Tüzer ve Yılmaz'ın tutuklanmasını protesto amaçlı çeşitli sloganlar atan grup daha sonra dağıldı.
İkinci protesto
Bu arada, bir grup Gençlik Federasyonu üyesi de adliye girişi önüne ''Parasız eğitim suç değil, Ferhat Tüzer ve Berna Yılmaz serbest bırakılsın'' yazılı pankart açarak, bir süre oturma eylemi yaptı.

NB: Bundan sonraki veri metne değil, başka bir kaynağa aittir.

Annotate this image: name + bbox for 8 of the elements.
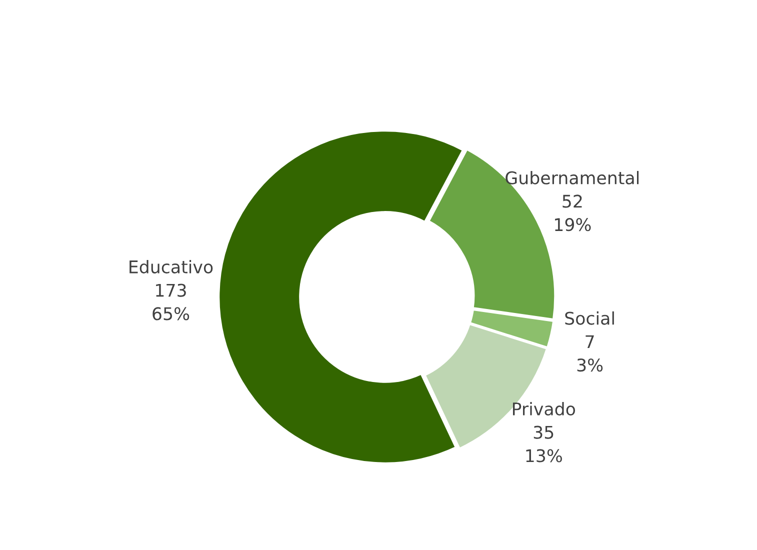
- data-label: 7 3%: [577, 335, 603, 372]
- data-label: 173 65%: [152, 284, 190, 320]
- slice-label: Privado: [512, 402, 576, 416]
- slice-label: Social: [565, 311, 614, 325]
- data-label: 52 19%: [555, 194, 591, 232]
- data-label: 35 13%: [526, 426, 562, 462]
- slice-label: Educativo: [130, 260, 213, 274]
- slice-label: Gubernamental: [506, 170, 639, 184]
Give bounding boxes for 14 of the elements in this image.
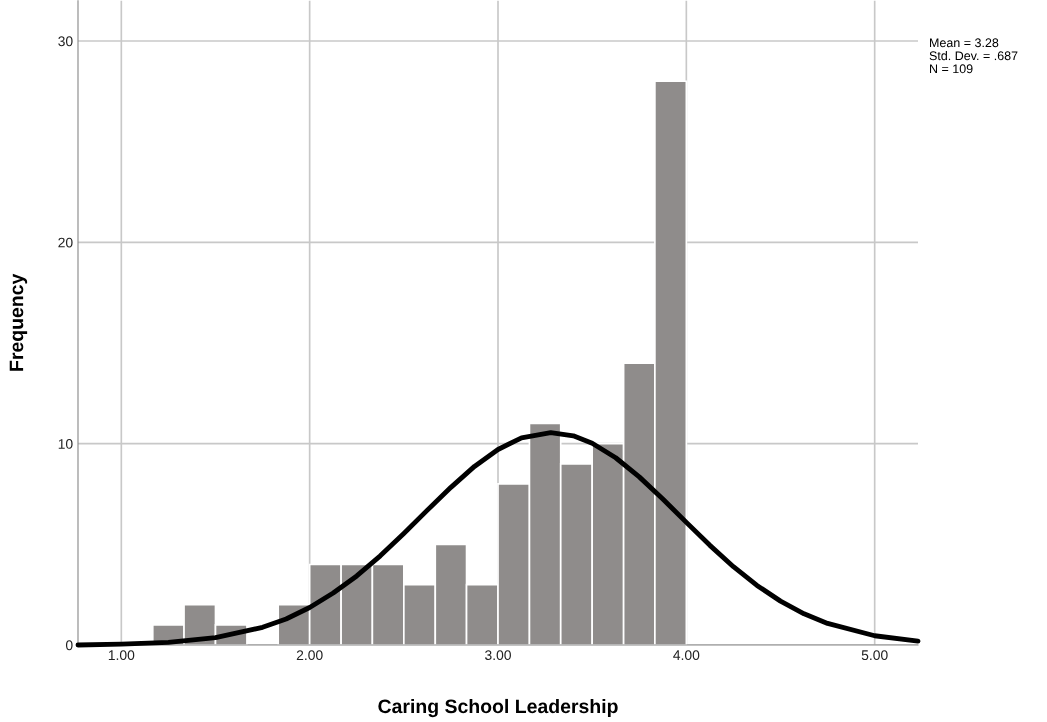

Oturma eylemine CHP İstanbul Milletvekili Mahmut Tanal da katılarak, bir süre destek verdi. ÇHD: Türkiye'de 500 öğrenci tutuklu ÇHD İstanbul Şubesi tarafından cezaevinde tutuklu bulunan öğrencilere yönelik hazırlanan rapor dün İstanbul Barosu Orhan Adli Apaydın Konferans Salonu’nda düzenlenen basın toplantısıyla açıklandı. ÇHD İstanbul Şube Sekreteri avukat Güçlü Sevimli, İstanbul genelinde yaptıkları çalışmada, 89 öğrencinin tutuklu olduğunu, bu sayının yurt genelinde 500’ü bulduğunu kaydetti. Türkiye’de son yıllarda hukukun siyaset kurumu tarafından şekillendirildiğini ve yargı eliyle muhalif olanların baskı altında tutulduğunu anlatan Güçlü Sevimli, “Öğrencilerin parasız eğitim, harç ücretleri, halk için eğitim gibi talepleri de ifade özgürlüğü kapsamı içerisindedir. Ancak siyaset kurumunun yargı eliyle oluşturduğu baskı ile öğrencilerde bu kapsamın içinden alınmış terörle mücadele yasasını düzenleyen TCK 220 ve 314. madde ile 3713 sayılı Terörle Mücadele Yasası’nın 7/2. maddesi kapsamına sokulmuştur” dedi. Temel hak ve isteklerini arayan öğrencilerin, açtıkları pankart ve dövizlerle sloganlardan dolayı özel yetkili mahkemelerce yargılandığını vurgulayan Sevimli, özetle şunları kaydetti: “2911 sayılı toplantı ve gösteri yasasına göre hak arama mücadelesi veren öğrenciler hakkında devlet açısından sonuç alınamadığı için TCK’nin örgüt suçunu düzenleyen maddelerine atıfta bulunuluyor. Özel yetkili mahkemelerin meşruluğu ve buna bağlı yargılama usulü tartışılırken üniversite öğrencilerinin hak istemlerinin bu mahkemelerde yargılanması ve öğrencilerin uzun tutukluluk halleri nedeniyle okulları ile ilişkilerinin kesilmesine neden oluyor. Mahkemelerin tutukluluk hallerinin uzatmaya yönelik verdiği kararlar ise mantık sınırlarını zorlamakta.”